In 383 the Roman legions began to leave Britain to fight in Gaul (France) against the Barbarian tribes who were invading the Roman Empire. By 407 there were not enough Roman soldiers to defend the Britons from the Picts and Scots, fierce tribes from the North. The British chiefs asked Saxon soldiers to come from Germany to help them. The Saxons were strong and well trained, and they defeated the Picts and Scots, but, when afterwards, the Britons asked the Saxons to leave, they refused to do it and stayed.
After about one hundred and fifty years of fighting, the Britons had either been forced to Wales or had become slaves. The Saxons founded a lot of kingdoms: Kent, Essex, Wessex, Mercia, Northumbria. In 789 more than three hundred years after the Saxons had settled in Britain, the Vikings began to attack the British Isles. They came from Norway, Sweden and Denmark. The winters there were long and cold and soil was poor, so Britain was a rich prize for them. They made a big army. The Anglo-Saxon kingdoms couldn’t resist the Vikings, and soon only the kingdom of Wessex remained free of them – the King of Wessex was Alfred the Great.

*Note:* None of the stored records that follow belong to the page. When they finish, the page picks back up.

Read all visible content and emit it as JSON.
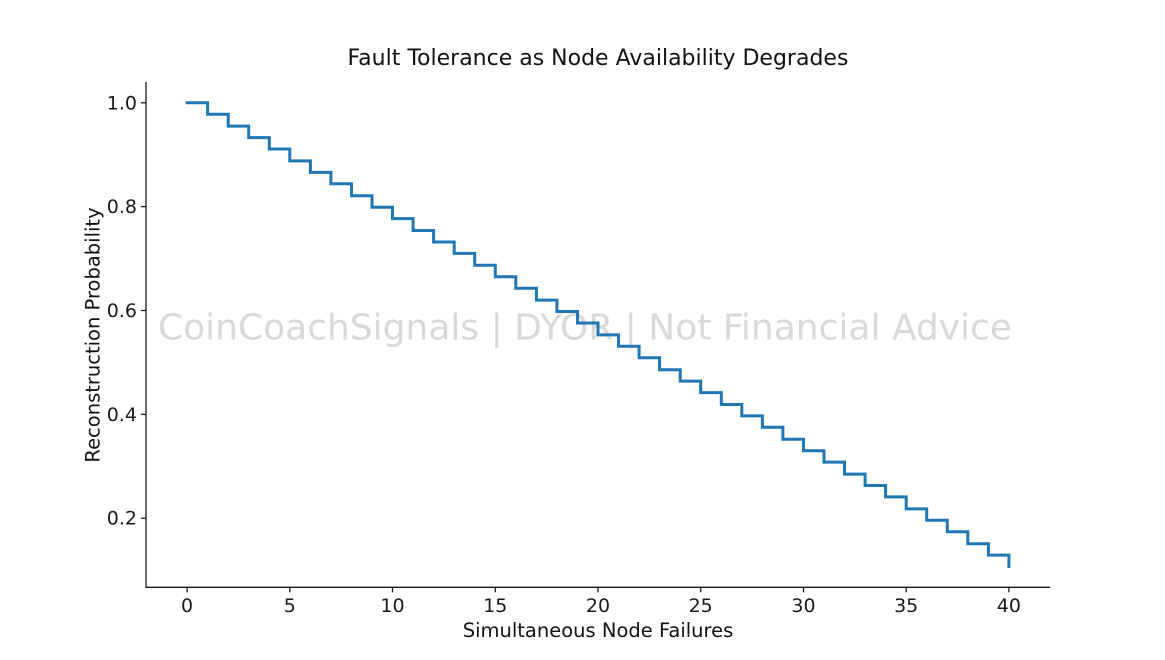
{
  "page": {
    "background": "#ffffff"
  },
  "chart_data": {
    "type": "line",
    "subtype": "step",
    "step_mode": "post",
    "title": "Fault Tolerance as Node Availability Degrades",
    "xlabel": "Simultaneous Node Failures",
    "ylabel": "Reconstruction Probability",
    "watermark": "CoinCoachSignals | DYOR | Not Financial Advice",
    "x": [
      0,
      1,
      2,
      3,
      4,
      5,
      6,
      7,
      8,
      9,
      10,
      11,
      12,
      13,
      14,
      15,
      16,
      17,
      18,
      19,
      20,
      21,
      22,
      23,
      24,
      25,
      26,
      27,
      28,
      29,
      30,
      31,
      32,
      33,
      34,
      35,
      36,
      37,
      38,
      39,
      40
    ],
    "y": [
      1.0,
      0.978,
      0.955,
      0.933,
      0.911,
      0.888,
      0.866,
      0.844,
      0.821,
      0.799,
      0.777,
      0.754,
      0.732,
      0.71,
      0.687,
      0.665,
      0.643,
      0.62,
      0.598,
      0.576,
      0.553,
      0.531,
      0.509,
      0.486,
      0.464,
      0.442,
      0.419,
      0.397,
      0.375,
      0.352,
      0.33,
      0.308,
      0.285,
      0.263,
      0.241,
      0.218,
      0.196,
      0.174,
      0.151,
      0.129,
      0.107
    ],
    "xticks": [
      0,
      5,
      10,
      15,
      20,
      25,
      30,
      35,
      40
    ],
    "yticks": [
      0.2,
      0.4,
      0.6,
      0.8,
      1.0
    ],
    "xlim": [
      -2,
      42
    ],
    "ylim": [
      0.067,
      1.04
    ],
    "grid": false,
    "legend_position": "none",
    "line_color": "#1f77b4",
    "line_width": 3,
    "axis_color": "#1a1a1a",
    "tick_label_color": "#1a1a1a",
    "watermark_color": "#d8d8d8"
  }
}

King Alfred the Great was one of the first kings of England. He was a great and kind king. He did so much that was good for the people of England that people called him Alfred the Good. In the time of Alfred the Great not many men or women could read or write. Alfred could read and write well. He wanted his people to have schools where they could learn to read and write. While he was king, many people went to school for the first time their lives. Alfred was a brave man as well as a good one.

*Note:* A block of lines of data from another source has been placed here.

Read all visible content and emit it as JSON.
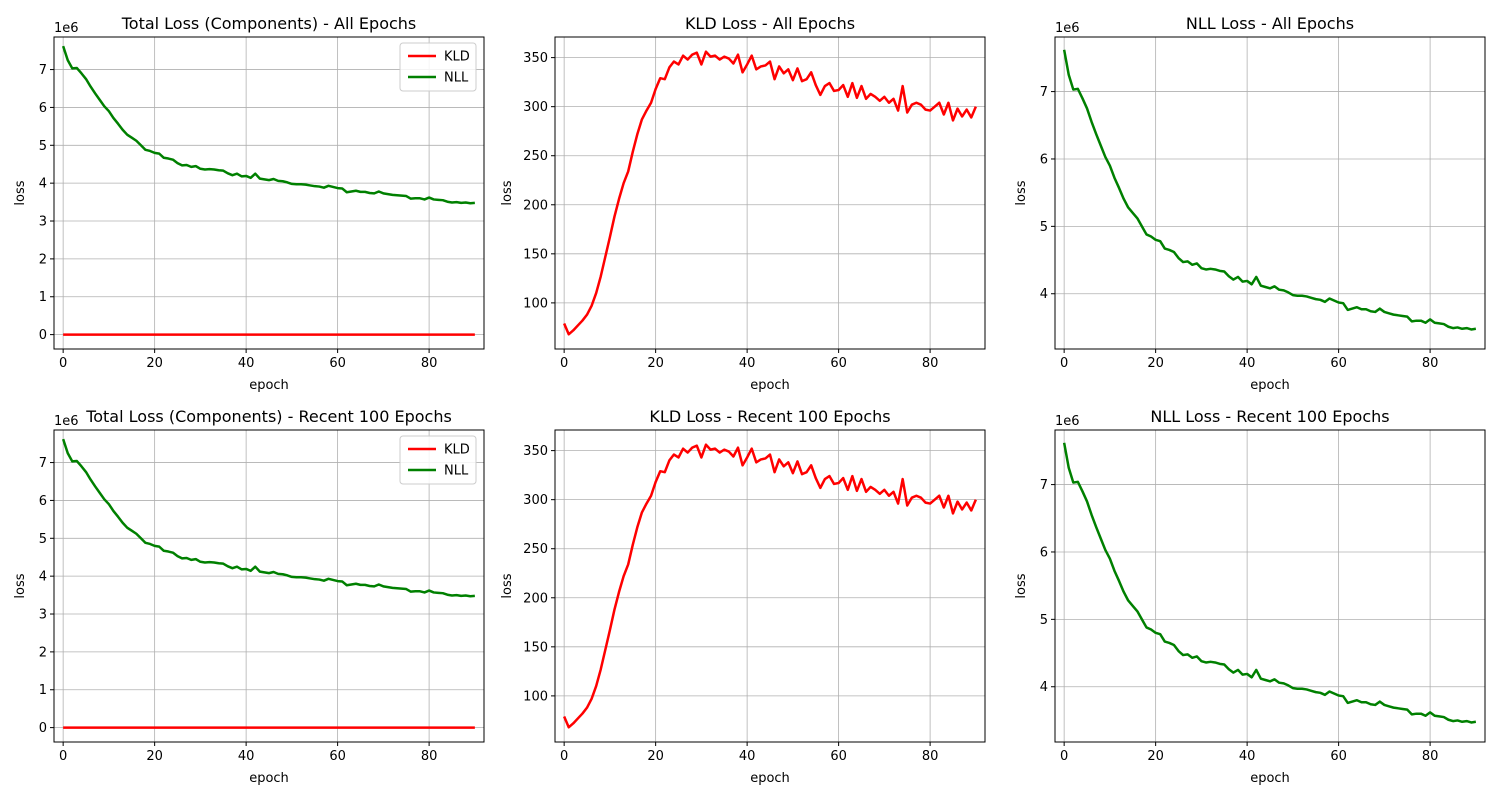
{
  "figure": {
    "background": "#ffffff",
    "grid_color": "#b0b0b0",
    "colors": {
      "KLD": "#ff0000",
      "NLL": "#008000"
    }
  },
  "chart_data": [
    {
      "type": "line",
      "title": "Total Loss (Components) - All Epochs",
      "xlabel": "epoch",
      "ylabel": "loss",
      "y_offset_label": "1e6",
      "xlim": [
        -2,
        92
      ],
      "ylim": [
        -0.38,
        7.86
      ],
      "xticks": [
        0,
        20,
        40,
        60,
        80
      ],
      "xtick_labels": [
        "0",
        "20",
        "40",
        "60",
        "80"
      ],
      "yticks": [
        0,
        1,
        2,
        3,
        4,
        5,
        6,
        7
      ],
      "ytick_labels": [
        "0",
        "1",
        "2",
        "3",
        "4",
        "5",
        "6",
        "7"
      ],
      "grid": true,
      "legend": {
        "position": "top-right",
        "entries": [
          "KLD",
          "NLL"
        ]
      },
      "series": [
        {
          "name": "KLD",
          "color": "#ff0000",
          "ref": "kld_millions"
        },
        {
          "name": "NLL",
          "color": "#008000",
          "ref": "nll_millions"
        }
      ]
    },
    {
      "type": "line",
      "title": "KLD Loss - All Epochs",
      "xlabel": "epoch",
      "ylabel": "loss",
      "y_offset_label": "",
      "xlim": [
        -2,
        92
      ],
      "ylim": [
        53,
        371
      ],
      "xticks": [
        0,
        20,
        40,
        60,
        80
      ],
      "xtick_labels": [
        "0",
        "20",
        "40",
        "60",
        "80"
      ],
      "yticks": [
        100,
        150,
        200,
        250,
        300,
        350
      ],
      "ytick_labels": [
        "100",
        "150",
        "200",
        "250",
        "300",
        "350"
      ],
      "grid": true,
      "legend": null,
      "series": [
        {
          "name": "KLD",
          "color": "#ff0000",
          "ref": "kld"
        }
      ]
    },
    {
      "type": "line",
      "title": "NLL Loss - All Epochs",
      "xlabel": "epoch",
      "ylabel": "loss",
      "y_offset_label": "1e6",
      "xlim": [
        -2,
        92
      ],
      "ylim": [
        3.18,
        7.81
      ],
      "xticks": [
        0,
        20,
        40,
        60,
        80
      ],
      "xtick_labels": [
        "0",
        "20",
        "40",
        "60",
        "80"
      ],
      "yticks": [
        4,
        5,
        6,
        7
      ],
      "ytick_labels": [
        "4",
        "5",
        "6",
        "7"
      ],
      "grid": true,
      "legend": null,
      "series": [
        {
          "name": "NLL",
          "color": "#008000",
          "ref": "nll_millions"
        }
      ]
    },
    {
      "type": "line",
      "title": "Total Loss (Components) - Recent 100 Epochs",
      "xlabel": "epoch",
      "ylabel": "loss",
      "y_offset_label": "1e6",
      "xlim": [
        -2,
        92
      ],
      "ylim": [
        -0.38,
        7.86
      ],
      "xticks": [
        0,
        20,
        40,
        60,
        80
      ],
      "xtick_labels": [
        "0",
        "20",
        "40",
        "60",
        "80"
      ],
      "yticks": [
        0,
        1,
        2,
        3,
        4,
        5,
        6,
        7
      ],
      "ytick_labels": [
        "0",
        "1",
        "2",
        "3",
        "4",
        "5",
        "6",
        "7"
      ],
      "grid": true,
      "legend": {
        "position": "top-right",
        "entries": [
          "KLD",
          "NLL"
        ]
      },
      "series": [
        {
          "name": "KLD",
          "color": "#ff0000",
          "ref": "kld_millions"
        },
        {
          "name": "NLL",
          "color": "#008000",
          "ref": "nll_millions"
        }
      ]
    },
    {
      "type": "line",
      "title": "KLD Loss - Recent 100 Epochs",
      "xlabel": "epoch",
      "ylabel": "loss",
      "y_offset_label": "",
      "xlim": [
        -2,
        92
      ],
      "ylim": [
        53,
        371
      ],
      "xticks": [
        0,
        20,
        40,
        60,
        80
      ],
      "xtick_labels": [
        "0",
        "20",
        "40",
        "60",
        "80"
      ],
      "yticks": [
        100,
        150,
        200,
        250,
        300,
        350
      ],
      "ytick_labels": [
        "100",
        "150",
        "200",
        "250",
        "300",
        "350"
      ],
      "grid": true,
      "legend": null,
      "series": [
        {
          "name": "KLD",
          "color": "#ff0000",
          "ref": "kld"
        }
      ]
    },
    {
      "type": "line",
      "title": "NLL Loss - Recent 100 Epochs",
      "xlabel": "epoch",
      "ylabel": "loss",
      "y_offset_label": "1e6",
      "xlim": [
        -2,
        92
      ],
      "ylim": [
        3.18,
        7.81
      ],
      "xticks": [
        0,
        20,
        40,
        60,
        80
      ],
      "xtick_labels": [
        "0",
        "20",
        "40",
        "60",
        "80"
      ],
      "yticks": [
        4,
        5,
        6,
        7
      ],
      "ytick_labels": [
        "4",
        "5",
        "6",
        "7"
      ],
      "grid": true,
      "legend": null,
      "series": [
        {
          "name": "NLL",
          "color": "#008000",
          "ref": "nll_millions"
        }
      ]
    }
  ],
  "series_values": {
    "epochs": [
      0,
      1,
      2,
      3,
      4,
      5,
      6,
      7,
      8,
      9,
      10,
      11,
      12,
      13,
      14,
      15,
      16,
      17,
      18,
      19,
      20,
      21,
      22,
      23,
      24,
      25,
      26,
      27,
      28,
      29,
      30,
      31,
      32,
      33,
      34,
      35,
      36,
      37,
      38,
      39,
      40,
      41,
      42,
      43,
      44,
      45,
      46,
      47,
      48,
      49,
      50,
      51,
      52,
      53,
      54,
      55,
      56,
      57,
      58,
      59,
      60,
      61,
      62,
      63,
      64,
      65,
      66,
      67,
      68,
      69,
      70,
      71,
      72,
      73,
      74,
      75,
      76,
      77,
      78,
      79,
      80,
      81,
      82,
      83,
      84,
      85,
      86,
      87,
      88,
      89,
      90
    ],
    "kld": [
      79,
      68,
      72,
      77,
      82,
      88,
      97,
      110,
      127,
      147,
      167,
      188,
      206,
      222,
      234,
      254,
      272,
      287,
      296,
      304,
      318,
      329,
      328,
      340,
      346,
      343,
      352,
      348,
      353,
      355,
      343,
      356,
      351,
      352,
      348,
      351,
      349,
      344,
      353,
      335,
      343,
      352,
      338,
      341,
      342,
      346,
      328,
      341,
      334,
      338,
      327,
      339,
      326,
      328,
      335,
      322,
      312,
      321,
      324,
      316,
      317,
      322,
      310,
      324,
      309,
      321,
      308,
      313,
      310,
      306,
      310,
      304,
      308,
      296,
      321,
      294,
      302,
      304,
      302,
      297,
      296,
      300,
      304,
      292,
      304,
      286,
      298,
      290,
      297,
      289,
      300
    ],
    "kld_millions": [
      7.9e-05,
      6.8e-05,
      7.2e-05,
      7.7e-05,
      8.2e-05,
      8.8e-05,
      9.7e-05,
      0.00011,
      0.000127,
      0.000147,
      0.000167,
      0.000188,
      0.000206,
      0.000222,
      0.000234,
      0.000254,
      0.000272,
      0.000287,
      0.000296,
      0.000304,
      0.000318,
      0.000329,
      0.000328,
      0.00034,
      0.000346,
      0.000343,
      0.000352,
      0.000348,
      0.000353,
      0.000355,
      0.000343,
      0.000356,
      0.000351,
      0.000352,
      0.000348,
      0.000351,
      0.000349,
      0.000344,
      0.000353,
      0.000335,
      0.000343,
      0.000352,
      0.000338,
      0.000341,
      0.000342,
      0.000346,
      0.000328,
      0.000341,
      0.000334,
      0.000338,
      0.000327,
      0.000339,
      0.000326,
      0.000328,
      0.000335,
      0.000322,
      0.000312,
      0.000321,
      0.000324,
      0.000316,
      0.000317,
      0.000322,
      0.00031,
      0.000324,
      0.000309,
      0.000321,
      0.000308,
      0.000313,
      0.00031,
      0.000306,
      0.00031,
      0.000304,
      0.000308,
      0.000296,
      0.000321,
      0.000294,
      0.000302,
      0.000304,
      0.000302,
      0.000297,
      0.000296,
      0.0003,
      0.000304,
      0.000292,
      0.000304,
      0.000286,
      0.000298,
      0.00029,
      0.000297,
      0.000289,
      0.0003
    ],
    "nll_millions": [
      7.62,
      7.25,
      7.03,
      7.04,
      6.9,
      6.75,
      6.55,
      6.37,
      6.2,
      6.03,
      5.9,
      5.72,
      5.57,
      5.41,
      5.28,
      5.2,
      5.12,
      5.0,
      4.88,
      4.85,
      4.8,
      4.78,
      4.67,
      4.65,
      4.62,
      4.53,
      4.47,
      4.48,
      4.43,
      4.45,
      4.38,
      4.36,
      4.37,
      4.36,
      4.34,
      4.33,
      4.26,
      4.21,
      4.25,
      4.18,
      4.19,
      4.14,
      4.25,
      4.12,
      4.1,
      4.08,
      4.11,
      4.06,
      4.05,
      4.02,
      3.98,
      3.97,
      3.97,
      3.96,
      3.94,
      3.92,
      3.91,
      3.88,
      3.93,
      3.9,
      3.87,
      3.86,
      3.76,
      3.78,
      3.8,
      3.77,
      3.77,
      3.74,
      3.73,
      3.78,
      3.73,
      3.71,
      3.69,
      3.68,
      3.67,
      3.66,
      3.59,
      3.6,
      3.6,
      3.57,
      3.62,
      3.57,
      3.56,
      3.55,
      3.51,
      3.49,
      3.5,
      3.48,
      3.49,
      3.47,
      3.48
    ]
  }
}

While he was king, the Danes came in their boats to England and fought their way up the rivers. They wanted to live in England and make it their own country. Alfred and his people fought hard because they did not want to give up their country to the Danes. King Alfred and the Vikings made a treaty. They agreed that the Vikings would live in an area called the Danelaw, where they could follow their traditions and obey their law. So the Vikings settled in England and mixed with Anglo-Saxons. The process wasn’t very painful as these two nations were very much alike and had similar languages. But more and more Vikings were coming from the continent and by 1020 King Sweyn of Denmark become the first Danish King of England.